Well, spectacularly of course, as Headhunters sees a murderous cat and mouse game begin in Oslo and its surrounding countryside, with the psychopathic Greve relentlessly hunting Roger down. As he does so, the audiences sympathies begin to shift and Roger, who is essentially a scumbag of a pretty high order himself starts to look a good deal more sympathetic when contrasted with Greve (and after he has hidden from Greve in a pit full of human excrement, his slick, tough guy routine has pretty much fallen apart anyway). Roger in fact is a really fine creation with a genuine character arc, made interesting and complex by his unpleasantness, but with enough redeeming characteristics to keep the audience caring about his fate.
Headhunters is a relentless, violent, cynical, funny, nasty thriller of the highest order. It goes at a breakneck pace which is expertly maintained all the way through by director Morten Tyldum. The plot really doesn’t carry a single ounce of fat. It also rarely goes in quite the direction you were expecting. At times it is fairly gory, so be warned “ if you don’t like that kind of thing, you won’t like this. However, it doesn’t feel gratuitous at any point.
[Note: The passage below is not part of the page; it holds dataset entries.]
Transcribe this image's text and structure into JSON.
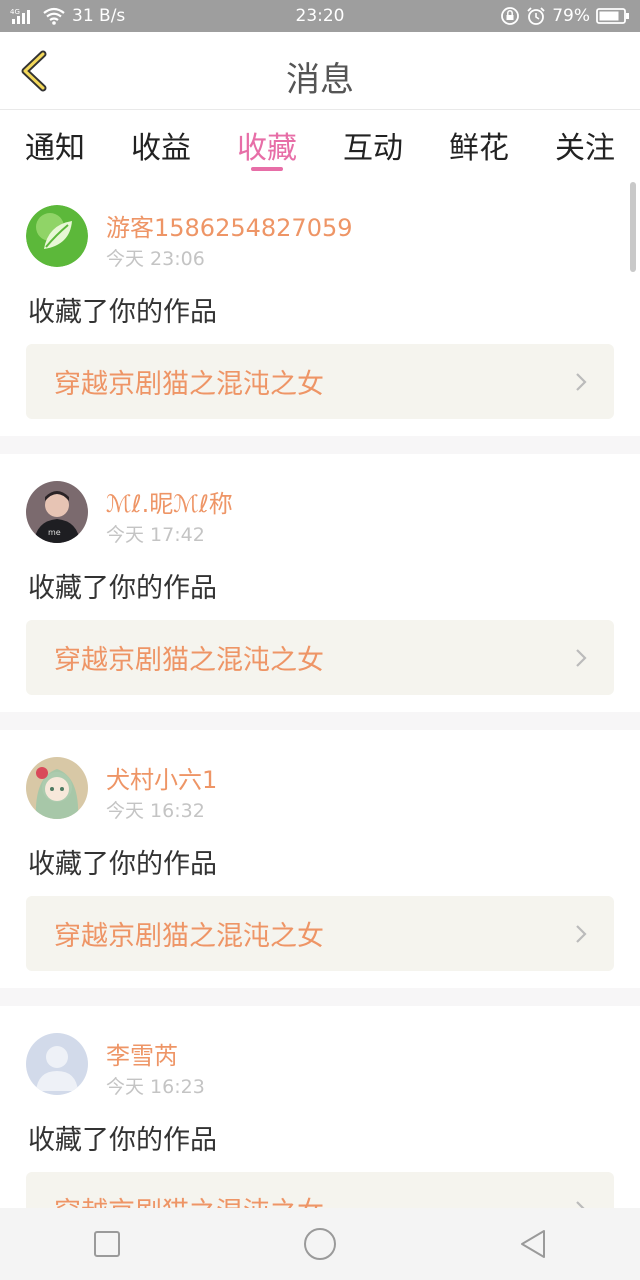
{
  "status_bar": {
    "signal": "4G",
    "speed": "31 B/s",
    "time": "23:20",
    "battery": "79%"
  },
  "header": {
    "title": "消息"
  },
  "tabs": [
    {
      "label": "通知",
      "active": false
    },
    {
      "label": "收益",
      "active": false
    },
    {
      "label": "收藏",
      "active": true
    },
    {
      "label": "互动",
      "active": false
    },
    {
      "label": "鲜花",
      "active": false
    },
    {
      "label": "关注",
      "active": false
    }
  ],
  "messages": [
    {
      "name": "游客1586254827059",
      "time": "今天 23:06",
      "action": "收藏了你的作品",
      "work": "穿越京剧猫之混沌之女",
      "avatar": "leaf-avatar"
    },
    {
      "name": "ℳℓ.昵ℳℓ称",
      "time": "今天 17:42",
      "action": "收藏了你的作品",
      "work": "穿越京剧猫之混沌之女",
      "avatar": "person-avatar"
    },
    {
      "name": "犬村小六1",
      "time": "今天 16:32",
      "action": "收藏了你的作品",
      "work": "穿越京剧猫之混沌之女",
      "avatar": "anime-avatar"
    },
    {
      "name": "李雪芮",
      "time": "今天 16:23",
      "action": "收藏了你的作品",
      "work": "穿越京剧猫之混沌之女",
      "avatar": "default-avatar"
    }
  ],
  "colors": {
    "accent": "#e76ea7",
    "name": "#ee9566",
    "status_bar": "#9e9e9e"
  }
}
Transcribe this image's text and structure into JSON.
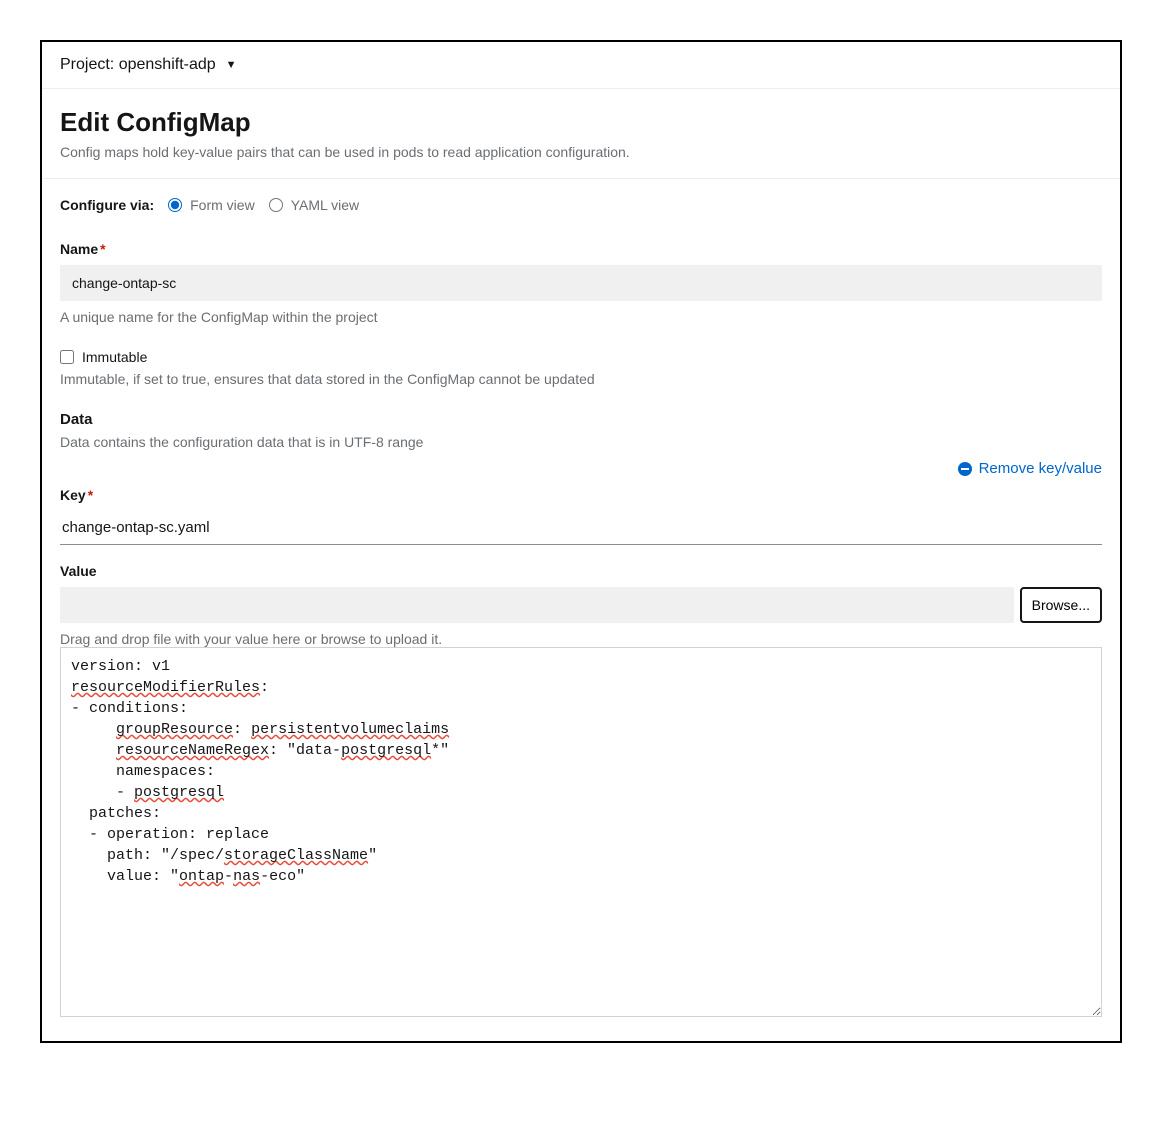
{
  "project": {
    "prefix": "Project:",
    "name": "openshift-adp"
  },
  "page": {
    "title": "Edit ConfigMap",
    "description": "Config maps hold key-value pairs that can be used in pods to read application configuration."
  },
  "configure": {
    "label": "Configure via:",
    "options": {
      "form": "Form view",
      "yaml": "YAML view"
    },
    "selected": "form"
  },
  "name_field": {
    "label": "Name",
    "value": "change-ontap-sc",
    "helper": "A unique name for the ConfigMap within the project"
  },
  "immutable": {
    "label": "Immutable",
    "checked": false,
    "helper": "Immutable, if set to true, ensures that data stored in the ConfigMap cannot be updated"
  },
  "data_section": {
    "label": "Data",
    "helper": "Data contains the configuration data that is in UTF-8 range",
    "remove_label": "Remove key/value"
  },
  "key_field": {
    "label": "Key",
    "value": "change-ontap-sc.yaml"
  },
  "value_field": {
    "label": "Value",
    "browse": "Browse...",
    "drop_helper": "Drag and drop file with your value here or browse to upload it.",
    "content": "version: v1\nresourceModifierRules:\n- conditions:\n     groupResource: persistentvolumeclaims\n     resourceNameRegex: \"data-postgresql*\"\n     namespaces:\n     - postgresql\n  patches:\n  - operation: replace\n    path: \"/spec/storageClassName\"\n    value: \"ontap-nas-eco\""
  }
}
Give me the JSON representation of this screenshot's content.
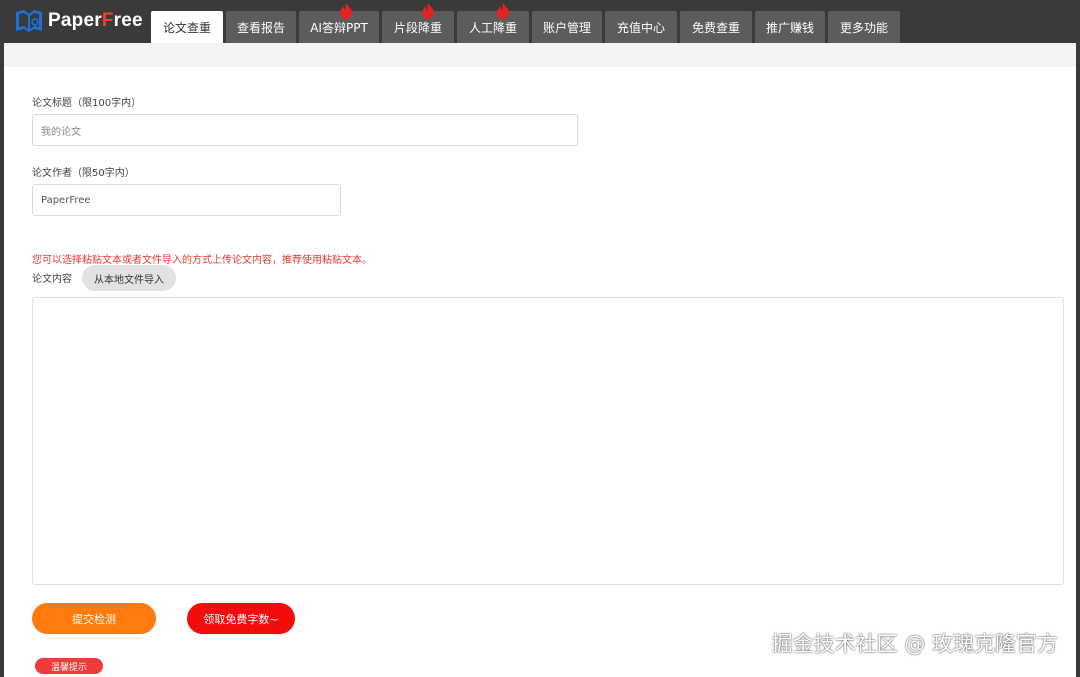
{
  "brand": {
    "name_prefix": "Paper",
    "name_highlight": "F",
    "name_suffix": "ree"
  },
  "tabs": [
    {
      "label": "论文查重",
      "active": true,
      "hot": false
    },
    {
      "label": "查看报告",
      "active": false,
      "hot": false
    },
    {
      "label": "AI答辩PPT",
      "active": false,
      "hot": true
    },
    {
      "label": "片段降重",
      "active": false,
      "hot": true
    },
    {
      "label": "人工降重",
      "active": false,
      "hot": true
    },
    {
      "label": "账户管理",
      "active": false,
      "hot": false
    },
    {
      "label": "充值中心",
      "active": false,
      "hot": false
    },
    {
      "label": "免费查重",
      "active": false,
      "hot": false
    },
    {
      "label": "推广赚钱",
      "active": false,
      "hot": false
    },
    {
      "label": "更多功能",
      "active": false,
      "hot": false
    }
  ],
  "form": {
    "title_label": "论文标题（限100字内）",
    "title_placeholder": "我的论文",
    "author_label": "论文作者（限50字内）",
    "author_value": "PaperFree",
    "tip": "您可以选择粘贴文本或者文件导入的方式上传论文内容，推荐使用粘贴文本。",
    "content_label": "论文内容",
    "import_button": "从本地文件导入"
  },
  "actions": {
    "submit": "提交检测",
    "free_words": "领取免费字数~"
  },
  "notice_badge": "温馨提示",
  "watermark": "掘金技术社区 @ 玫瑰克隆官方",
  "colors": {
    "topbar": "#3a3a3a",
    "tab": "#5c5c5c",
    "orange": "#ff7a0d",
    "red": "#f20c0c",
    "tip": "#e53935"
  }
}
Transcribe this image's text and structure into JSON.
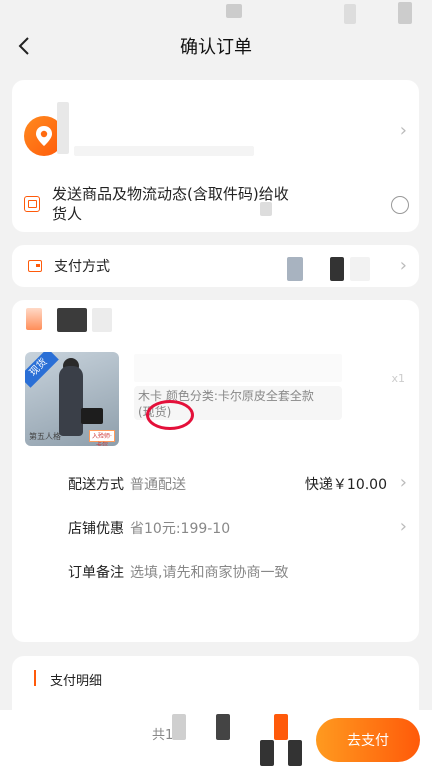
{
  "nav": {
    "title": "确认订单"
  },
  "notify": {
    "text": "发送商品及物流动态(含取件码)给收货人"
  },
  "payment": {
    "label": "支付方式"
  },
  "product": {
    "sku_line1": "木卡 颜色分类:卡尔原皮全套全款",
    "sku_line2": "(现货)",
    "img_caption": "第五人格",
    "img_tag": "入殓师·卡尔",
    "stock_tag": "现货",
    "qty": "x1"
  },
  "details": {
    "shipping": {
      "label": "配送方式",
      "value": "普通配送",
      "right": "快递￥10.00"
    },
    "coupon": {
      "label": "店铺优惠",
      "value": "省10元:199-10"
    },
    "note": {
      "label": "订单备注",
      "value": "选填,请先和商家协商一致"
    }
  },
  "summary": {
    "title": "支付明细"
  },
  "bottom": {
    "total_prefix": "共1",
    "pay_button": "去支付"
  }
}
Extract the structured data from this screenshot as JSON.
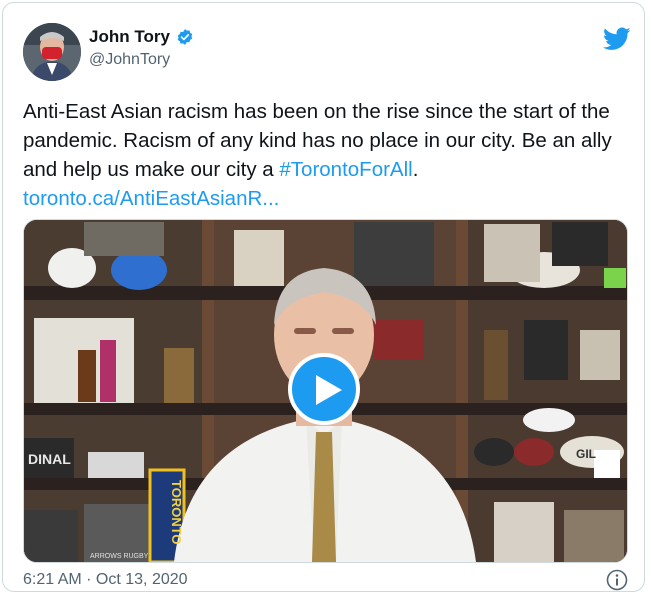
{
  "author": {
    "display_name": "John Tory",
    "handle": "@JohnTory",
    "verified": true,
    "avatar_icon": "person-avatar-with-red-mask"
  },
  "brand_icon": "twitter-bird-icon",
  "tweet": {
    "text_before_hashtag": "Anti-East Asian racism has been on the rise since the start of the pandemic. Racism of any kind has no place in our city. Be an ally and help us make our city a ",
    "hashtag": "#TorontoForAll",
    "text_after_hashtag": ".",
    "link": "toronto.ca/AntiEastAsianR..."
  },
  "media": {
    "type": "video",
    "play_icon": "play-icon",
    "scene_labels": {
      "sign": "DINAL",
      "scarf": "TORONTO",
      "ball": "GIL",
      "banner": "ARROWS RUGBY"
    }
  },
  "footer": {
    "timestamp": "6:21 AM · Oct 13, 2020",
    "info_icon": "info-icon"
  },
  "colors": {
    "accent": "#1d9bf0",
    "text": "#0f1419",
    "secondary": "#536471",
    "border": "#cfd9de"
  }
}
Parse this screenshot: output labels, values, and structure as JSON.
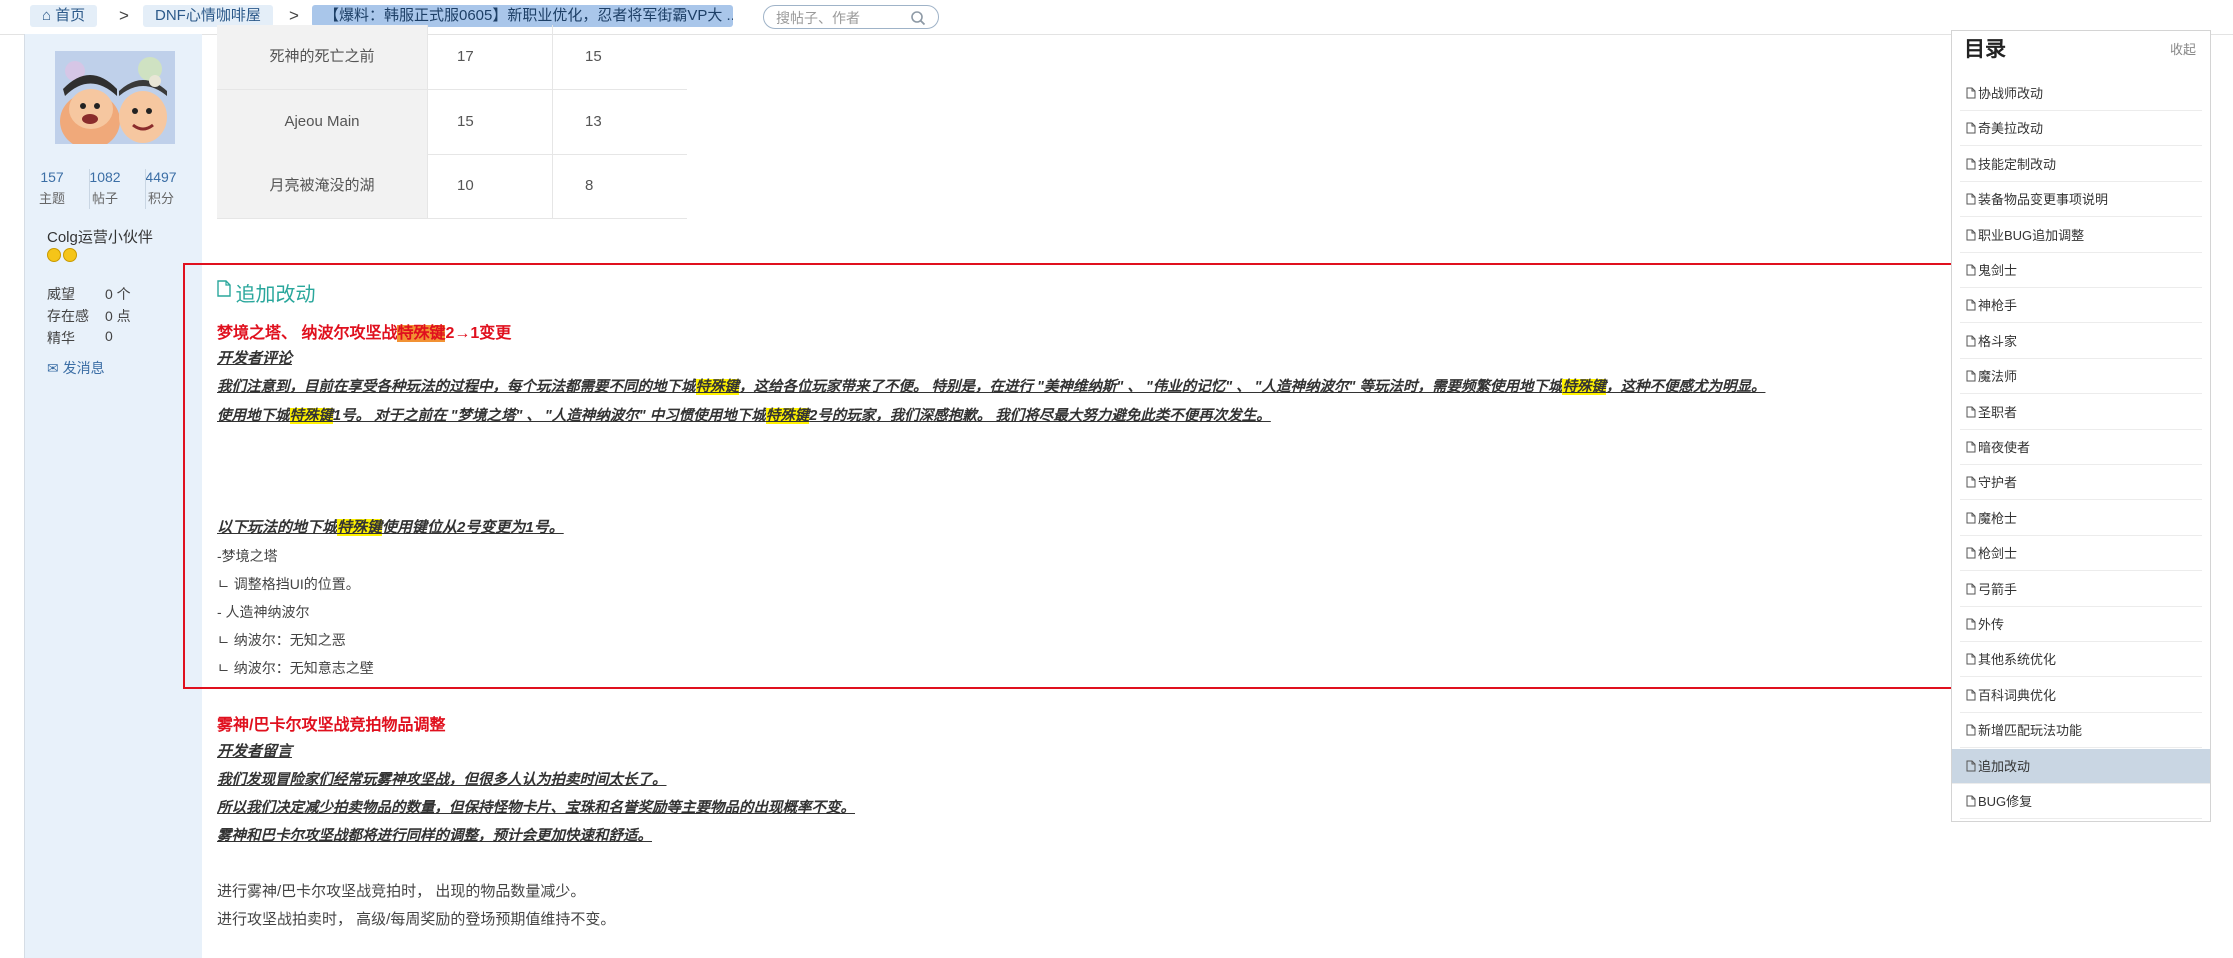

Headhunters, like most thrillers, there’s an element of needing to suspend your disbelief. Roger has is extremely resourceful and quick thinking in stressful circumstances, has an extremely broad skillset for businessman and has a pretty high pain threshold. However, when a thriller is this, well, thrilling, it’s pretty easy to see past these minor complaints.
Inevitably and slightly depressingly, an English language remake is already in the pipeline “ in fact, the rights were acquired while this film was still in production. It’s hard to imagine that it will be half as good as this, though it’s easy to imagine it will be a big success.